Trooper murder shouldn't be pawn in debateIn the immediate...


November 05, 1995

Trooper murder shouldn't be pawn in debate

In the immediate aftermath of the murder of TFC Edward A. Plank, Gov. Parris Glendening told The Sun that, "This terrible tragedy serves as a grim reminder that gun violence can strike at any time, day or night, and that no one is immune."

Attentive readers noted, no doubt, that a citizen armed with a gun apprehended one of the suspects in the crime when the man broke into his home, thereby demonstrating the value of firearms in the hands of law-abiding people.

Giffen B. Nickol

Bel Air

'Traffic calming devices' work

In response to Mike Burns' column of Oct. 1 concerning the installation of speed humps in Harford County, I would like to point out an error in his evaluation.

Numerous studies throughout the country have shown that stop signs placed strictly for the purpose of speed control do not work.

Unlike multi-way stop signs, traffic calming devices are installed to maintain an established speed (25 mph) over a set length.
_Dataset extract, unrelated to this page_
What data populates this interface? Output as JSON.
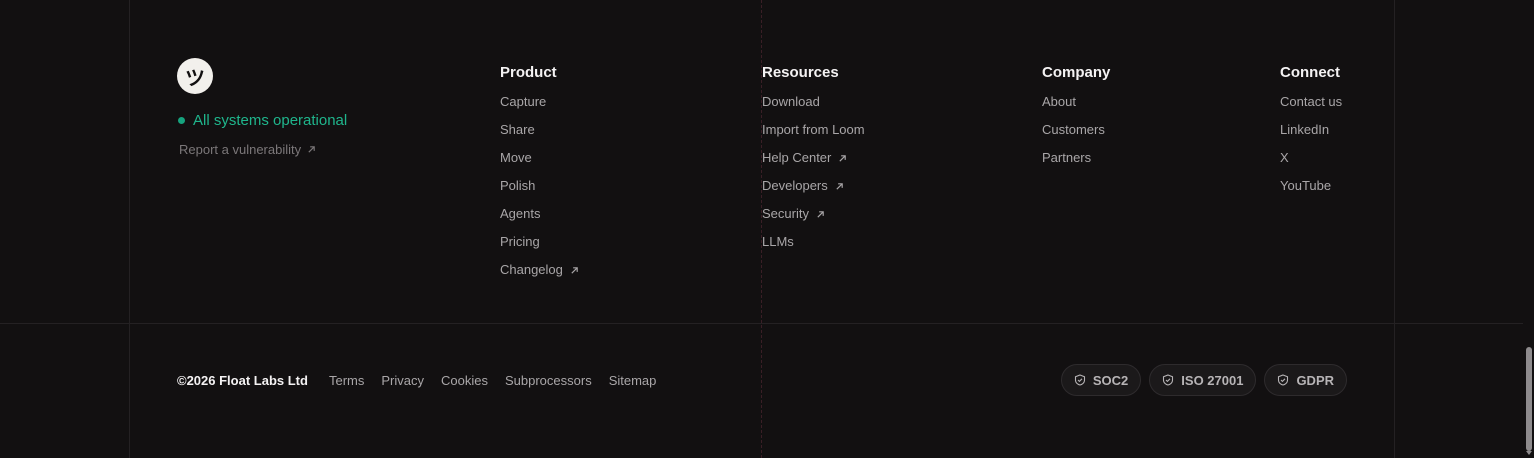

The speed humps installed on East Ring Factory are a pilot project developed by the Department of Public Works and based upon design standards done in other parts of the country, including the Baltimore metropolitan area. The humps along East Ring Factory Road are planned to remain in place for one year, after which the program will be evaluated. Preliminary results have shown a 5-6 mph decrease in speeds at locations between the speed humps.

I do support your column in one respect; that there should be the voluntary compliance with traffic laws, not only for one's own safety, but for the safety of fellow motorists. If motorists would simply obey the speed limit in residential areas, the Department of Public Works would not be embarking on the traffic calming pilot program and the sheriff's department could concentrate on preventing or solving more serious crimes.

William T. Baker Jr.

Bel Air

The writer is director of the Harford County Department of Public Works.
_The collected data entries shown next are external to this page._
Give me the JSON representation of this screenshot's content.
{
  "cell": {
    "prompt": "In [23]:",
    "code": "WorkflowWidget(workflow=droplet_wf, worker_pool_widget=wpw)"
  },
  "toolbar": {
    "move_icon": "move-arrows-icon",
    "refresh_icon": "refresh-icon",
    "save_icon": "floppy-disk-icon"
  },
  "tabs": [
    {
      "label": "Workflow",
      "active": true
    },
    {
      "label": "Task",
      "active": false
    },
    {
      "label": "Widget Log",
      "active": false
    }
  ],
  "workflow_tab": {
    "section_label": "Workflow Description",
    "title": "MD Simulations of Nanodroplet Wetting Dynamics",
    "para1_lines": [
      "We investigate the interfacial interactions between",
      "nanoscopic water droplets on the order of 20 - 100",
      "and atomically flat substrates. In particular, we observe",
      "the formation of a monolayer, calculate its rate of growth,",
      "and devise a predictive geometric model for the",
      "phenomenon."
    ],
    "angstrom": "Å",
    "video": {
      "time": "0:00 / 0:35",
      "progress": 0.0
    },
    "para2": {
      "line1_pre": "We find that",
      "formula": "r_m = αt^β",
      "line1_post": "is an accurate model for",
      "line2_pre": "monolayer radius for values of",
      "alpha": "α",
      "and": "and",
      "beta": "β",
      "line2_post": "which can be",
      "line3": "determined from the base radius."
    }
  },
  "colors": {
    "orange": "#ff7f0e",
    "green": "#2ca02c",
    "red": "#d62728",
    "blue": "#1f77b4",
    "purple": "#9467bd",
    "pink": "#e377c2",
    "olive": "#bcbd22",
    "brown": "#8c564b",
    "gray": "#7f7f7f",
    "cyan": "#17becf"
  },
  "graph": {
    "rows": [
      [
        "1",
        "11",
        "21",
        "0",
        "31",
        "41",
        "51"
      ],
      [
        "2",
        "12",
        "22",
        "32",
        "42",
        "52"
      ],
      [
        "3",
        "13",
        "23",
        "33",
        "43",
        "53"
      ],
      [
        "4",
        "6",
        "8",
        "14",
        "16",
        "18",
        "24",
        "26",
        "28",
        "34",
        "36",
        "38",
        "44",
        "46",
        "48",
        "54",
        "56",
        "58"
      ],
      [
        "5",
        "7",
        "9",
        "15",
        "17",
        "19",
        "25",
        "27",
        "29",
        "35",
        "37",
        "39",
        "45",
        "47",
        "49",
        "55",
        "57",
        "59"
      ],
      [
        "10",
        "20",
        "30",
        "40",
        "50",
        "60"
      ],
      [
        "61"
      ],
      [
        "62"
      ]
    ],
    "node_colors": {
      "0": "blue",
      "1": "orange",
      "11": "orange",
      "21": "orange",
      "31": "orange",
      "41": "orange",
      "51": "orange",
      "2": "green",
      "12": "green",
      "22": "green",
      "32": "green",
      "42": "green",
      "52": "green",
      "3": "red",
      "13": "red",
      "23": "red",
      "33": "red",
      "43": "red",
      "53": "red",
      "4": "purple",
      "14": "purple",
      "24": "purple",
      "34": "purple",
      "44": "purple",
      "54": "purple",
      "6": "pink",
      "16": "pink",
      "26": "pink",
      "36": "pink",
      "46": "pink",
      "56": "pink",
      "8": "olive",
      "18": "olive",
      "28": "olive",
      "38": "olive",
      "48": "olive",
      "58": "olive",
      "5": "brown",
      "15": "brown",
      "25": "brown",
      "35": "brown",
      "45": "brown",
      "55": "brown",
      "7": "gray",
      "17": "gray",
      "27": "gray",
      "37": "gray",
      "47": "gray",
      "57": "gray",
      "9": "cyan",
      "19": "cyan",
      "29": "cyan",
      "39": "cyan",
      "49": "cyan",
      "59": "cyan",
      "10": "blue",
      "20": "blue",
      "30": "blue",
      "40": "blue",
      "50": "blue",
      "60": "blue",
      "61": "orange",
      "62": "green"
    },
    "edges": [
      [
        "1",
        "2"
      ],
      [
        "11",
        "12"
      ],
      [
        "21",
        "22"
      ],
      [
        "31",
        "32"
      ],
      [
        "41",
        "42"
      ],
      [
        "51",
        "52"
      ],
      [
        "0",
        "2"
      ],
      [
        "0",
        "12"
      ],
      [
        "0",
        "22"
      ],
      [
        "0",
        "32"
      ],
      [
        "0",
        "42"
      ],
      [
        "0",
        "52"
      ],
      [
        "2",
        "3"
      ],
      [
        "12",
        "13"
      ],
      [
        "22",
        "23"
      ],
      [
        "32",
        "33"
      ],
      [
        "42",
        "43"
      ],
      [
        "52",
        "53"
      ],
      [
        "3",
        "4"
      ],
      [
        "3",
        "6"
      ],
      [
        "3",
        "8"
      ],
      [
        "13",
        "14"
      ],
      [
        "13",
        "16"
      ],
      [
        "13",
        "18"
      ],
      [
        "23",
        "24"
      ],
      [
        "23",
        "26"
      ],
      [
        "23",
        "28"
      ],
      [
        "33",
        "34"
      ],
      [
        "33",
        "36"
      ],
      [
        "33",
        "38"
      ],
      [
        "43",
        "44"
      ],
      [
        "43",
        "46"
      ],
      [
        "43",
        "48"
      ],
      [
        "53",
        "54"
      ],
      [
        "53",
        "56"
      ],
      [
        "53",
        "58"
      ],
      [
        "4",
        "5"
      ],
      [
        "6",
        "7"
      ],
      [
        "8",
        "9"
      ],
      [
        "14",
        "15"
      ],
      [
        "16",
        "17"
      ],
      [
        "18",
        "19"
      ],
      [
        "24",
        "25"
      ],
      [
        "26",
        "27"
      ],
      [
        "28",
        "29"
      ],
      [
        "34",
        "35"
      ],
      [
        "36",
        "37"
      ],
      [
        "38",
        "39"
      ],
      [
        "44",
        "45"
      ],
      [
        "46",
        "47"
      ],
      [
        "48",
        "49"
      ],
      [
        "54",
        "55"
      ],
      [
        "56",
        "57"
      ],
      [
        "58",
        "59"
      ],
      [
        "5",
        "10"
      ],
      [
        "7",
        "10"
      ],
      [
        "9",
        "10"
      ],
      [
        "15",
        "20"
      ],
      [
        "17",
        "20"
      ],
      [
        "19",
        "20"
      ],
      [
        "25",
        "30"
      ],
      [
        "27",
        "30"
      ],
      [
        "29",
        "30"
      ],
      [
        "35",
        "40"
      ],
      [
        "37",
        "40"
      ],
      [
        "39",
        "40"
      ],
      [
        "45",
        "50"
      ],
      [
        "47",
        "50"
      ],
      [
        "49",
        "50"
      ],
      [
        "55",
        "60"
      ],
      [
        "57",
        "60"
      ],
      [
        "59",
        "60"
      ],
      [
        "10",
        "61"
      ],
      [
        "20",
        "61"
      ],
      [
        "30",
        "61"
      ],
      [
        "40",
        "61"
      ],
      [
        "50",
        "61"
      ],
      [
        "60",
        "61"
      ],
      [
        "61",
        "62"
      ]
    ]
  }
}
Farrakhan stood up when others wouldn't

The propaganda that has been generated about the number of persons who attended the march in Washington, D.C. on Oct. 16 is not an issue worth debating. The point of unity has been demonstrated to the American people. Black persons, too, can form an alliance to further a cause without violence or animosity.

There are many persons who have used the doctrine preached

by Minister Louis Farrakhan as the reason for not participating. The media and a lot of so-called prominent black persons used Minister Farrakhan as a reason to denounce the march. But, in reality, they could have participated, citing what they were seeking, just as Minister Farrakhan put forth his doctrine.

Whether I am one in a million or one in 400,000 is not the point; what is important is that I am one who is unified and empowered to move beyond petty criticisms to work for a greater good.

Howard A. Jackson


When will the debt be paid?

This is to thank Clarence Page for his Oct. 17 column on the Opinion * Commentary page, "The crisis in black -- and in white -- leadership." I, too, hope Colin Powell or someone with his vision and potential are willing to run.

It's not often I read one of Mr. Page's commentaries that I find I can fully agree with. I sometimes detect an underlying thesis that there is an unending debt owned to American blacks because of the many years of slavery.

I'm a second-generation American. My grandfather migrated to this country as a poor man with a sixth-grade education and became a successful truck farmer. My father was able to get a high school education and became a technician or gray-collar worker. I was the first and only one of my siblings who got to go to college and I became a career Army officer. Both my sons were able to go to college although only one chose to finish.

My point is that after two or three or however many generations, the debt is paid as well as any debt is ever paid in this world. The debate needs to be over how long blacks are entitled to special economic opportunities. I don't think it has quite been the two generations I had, but there has to be a limit for the rest of society to accept any program of special opportunities.

John Andrighetti


The end of Harford County's Sun: Shame, degradation, confusion

As a former newspaper reporter and now as a county government employee, I have three words to say about The Sun's decision to shut its Harford County bureau: shame, shame, shame.

Susan Collins



With the recent publicity and marketing regarding the restructuring of The Sun, I was shocked to understand in the light of day the true meaning behind the slogan, "Wake up to a new Sun." In Harford County, we are demoralized to discover that means we will be waking up to "no Sun" as I understand management has decided recently to close its Harford bureau.